As if she were physically present, he could smell her scent, a combination of sweat and the metallic tang of the weapons she always carried and her own unique fragrance; felt the brush of soft, full lips on his—

Kaz made a fist and slammed it down. Vallia was dead, that much he knew from Gradak; was dead, was the lover of someone else, not him, not Jarem Kaz….

Gradak had backed off when there were injured requiring treatment. He’d respected the needs of others that much, at least. But now that there was nothing to really occupy Kaz’s thoughts, Gradak had come right back again, settled down in Kaz’s tall, strong body as if he belonged there.
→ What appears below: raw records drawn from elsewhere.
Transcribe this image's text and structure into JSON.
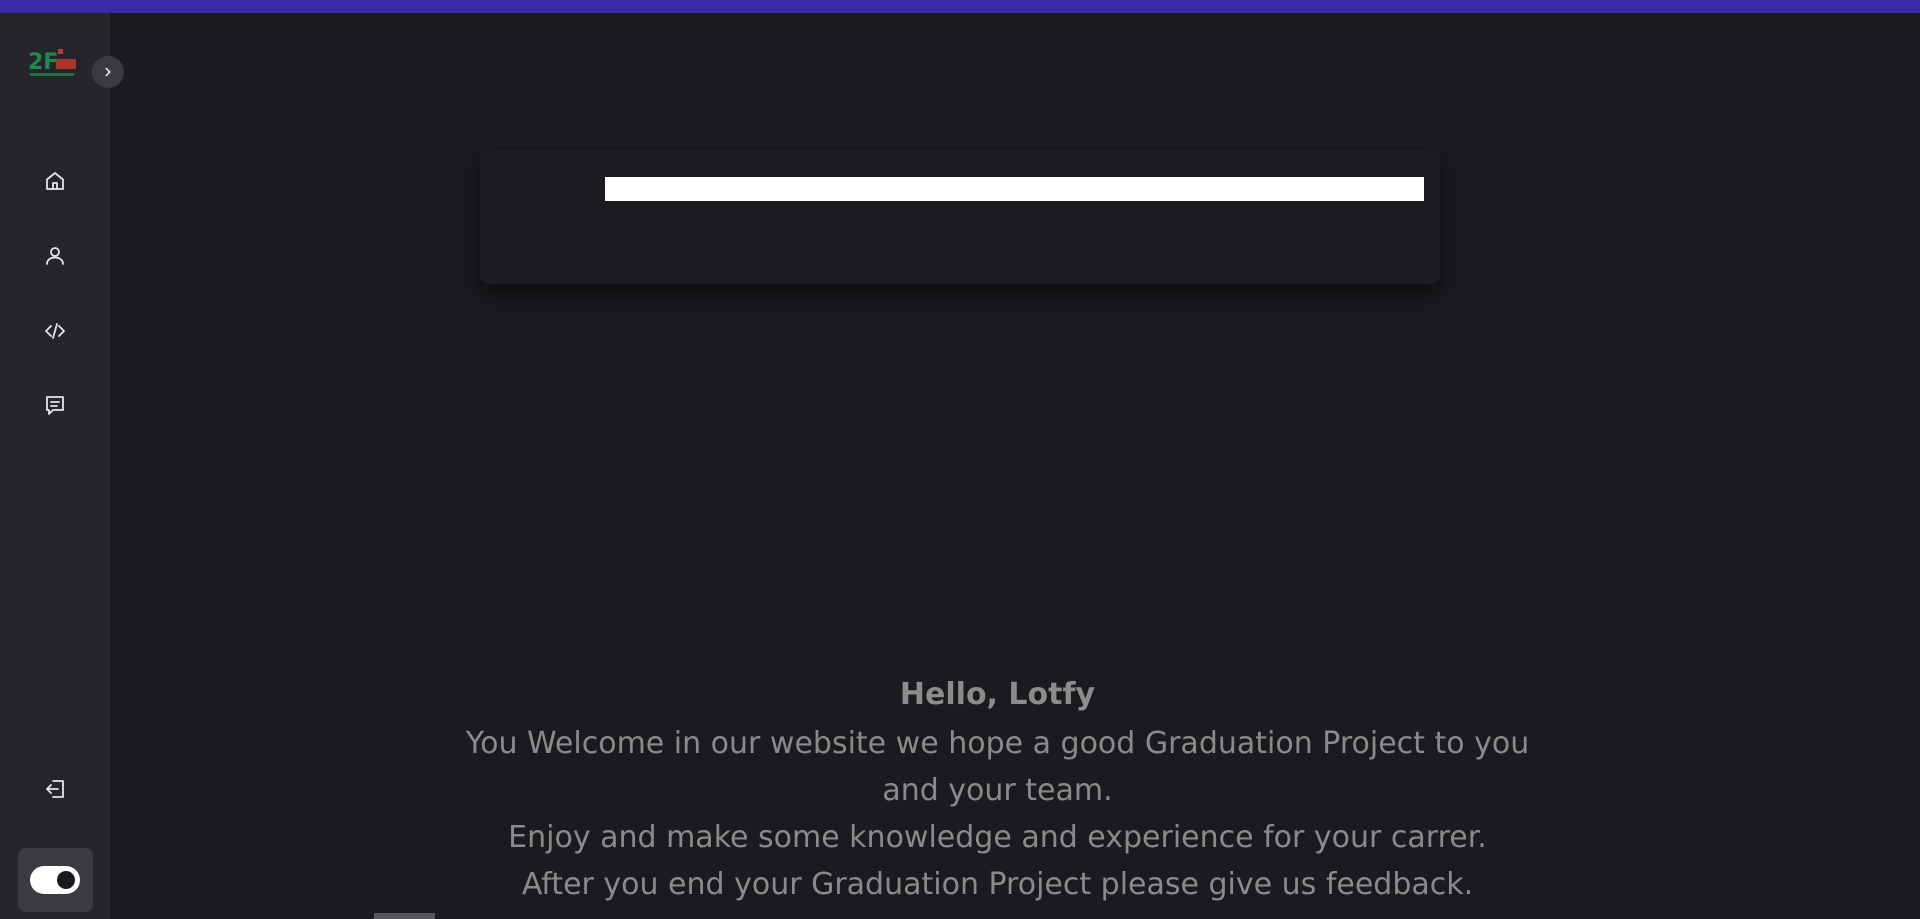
{
  "logo": {
    "text": "2F",
    "colors": {
      "primary": "#1f8a4c",
      "accent": "#c0392b"
    }
  },
  "sidebar": {
    "expand_icon": "chevron-right-icon",
    "items": [
      {
        "name": "home",
        "icon": "home-icon"
      },
      {
        "name": "profile",
        "icon": "user-icon"
      },
      {
        "name": "code",
        "icon": "code-icon"
      },
      {
        "name": "feedback",
        "icon": "message-icon"
      }
    ],
    "logout_icon": "logout-icon",
    "theme_toggle": {
      "state": "on"
    }
  },
  "welcome": {
    "greeting": "Hello, Lotfy",
    "message": "You Welcome in our website we hope a good Graduation Project to you and your team.",
    "line2": "Enjoy and make some knowledge and experience for your carrer.",
    "line3": "After you end your Graduation Project please give us feedback."
  },
  "theme": {
    "background": "#1a1b1e",
    "sidebar": "#25262b",
    "topbar": "#3b2aa8",
    "text_muted": "#8a8a8a"
  }
}
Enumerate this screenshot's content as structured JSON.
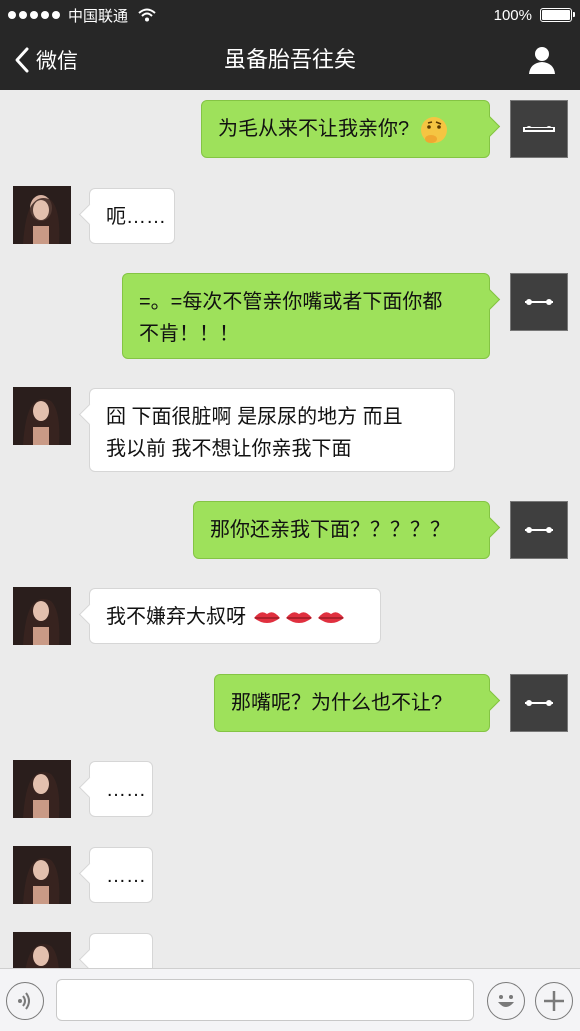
{
  "status_bar": {
    "carrier": "中国联通",
    "battery": "100%"
  },
  "nav": {
    "back_label": "微信",
    "title": "虽备胎吾往矣"
  },
  "messages": [
    {
      "side": "out",
      "text": "为毛从来不让我亲你?",
      "emoji": "thinking-face-icon"
    },
    {
      "side": "in",
      "text": "呃……"
    },
    {
      "side": "out",
      "line1": "=。=每次不管亲你嘴或者下面你都",
      "line2": "不肯！！！"
    },
    {
      "side": "in",
      "line1": "囧 下面很脏啊 是尿尿的地方 而且",
      "line2": "我以前 我不想让你亲我下面"
    },
    {
      "side": "out",
      "text": "那你还亲我下面？？？？？"
    },
    {
      "side": "in",
      "text": "我不嫌弃大叔呀",
      "emoji": "lips-icon"
    },
    {
      "side": "out",
      "text": "那嘴呢？为什么也不让?"
    },
    {
      "side": "in",
      "text": "……"
    },
    {
      "side": "in",
      "text": "……"
    },
    {
      "side": "in",
      "text": ""
    }
  ],
  "input": {
    "value": "",
    "placeholder": ""
  },
  "colors": {
    "bar": "#272727",
    "background": "#ebebeb",
    "bubble_out": "#9ee15b",
    "bubble_in": "#ffffff"
  }
}
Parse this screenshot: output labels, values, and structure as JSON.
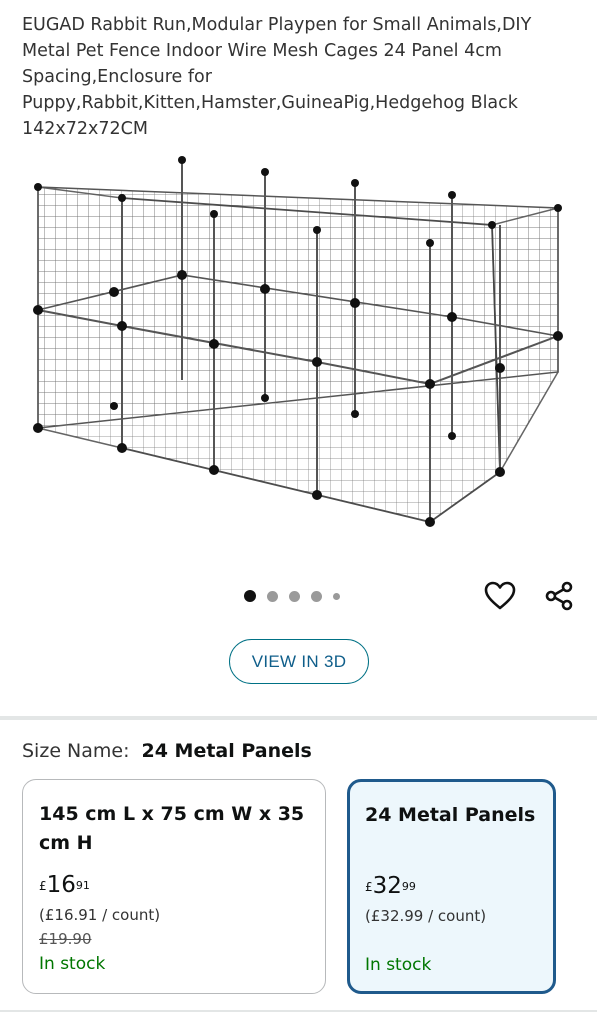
{
  "product": {
    "title": "EUGAD Rabbit Run,Modular Playpen for Small Animals,DIY Metal Pet Fence Indoor Wire Mesh Cages 24 Panel 4cm Spacing,Enclosure for Puppy,Rabbit,Kitten,Hamster,GuineaPig,Hedgehog Black 142x72x72CM"
  },
  "gallery": {
    "image_count": 5,
    "active_index": 0,
    "view_3d_label": "VIEW IN 3D"
  },
  "icons": {
    "wishlist": "heart-icon",
    "share": "share-icon"
  },
  "size": {
    "label": "Size Name:",
    "selected": "24 Metal Panels",
    "options": [
      {
        "name": "145 cm L x 75 cm W x 35 cm H",
        "currency": "£",
        "price_whole": "16",
        "price_fraction": "91",
        "per_count": "(£16.91 / count)",
        "was_price": "£19.90",
        "stock": "In stock"
      },
      {
        "name": "24 Metal Panels",
        "currency": "£",
        "price_whole": "32",
        "price_fraction": "99",
        "per_count": "(£32.99 / count)",
        "stock": "In stock"
      }
    ]
  },
  "colors": {
    "accent": "#007185",
    "selected_border": "#1f5a8c",
    "selected_bg": "#edf7fc",
    "in_stock": "#007600"
  }
}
Kaz looked again at Patel’s tricorder with a renewed appreciation for the information it contained. Patel had managed to take some scans of the creatures. Maybe analyzing the data would be enough to send Gradak back into a sulky retreat.

Kim and the others hadn’t been able to tell him much. Chakotay might have gotten a better look at the creatures, but this was clearly not the time to ask him. There wasn’t much Kaz could surmise from the injuries alone.

It would occupy his thoughts. And it was better than seeing and feeling the lithe, lost Vallia in his arms.

“Computer,” he said, his voice trembling but sounding in his ears like his own again, “transfer data from the tricorder to main computer.”

Chapter 6

THE CARDASSIAN TURNED as she entered the lab. Sekaya looked around curiously. She’d never seen so much technology crowded together in one place in her entire life. She had no idea what most of it was for, and she was almost dazzled by its colorful shininess.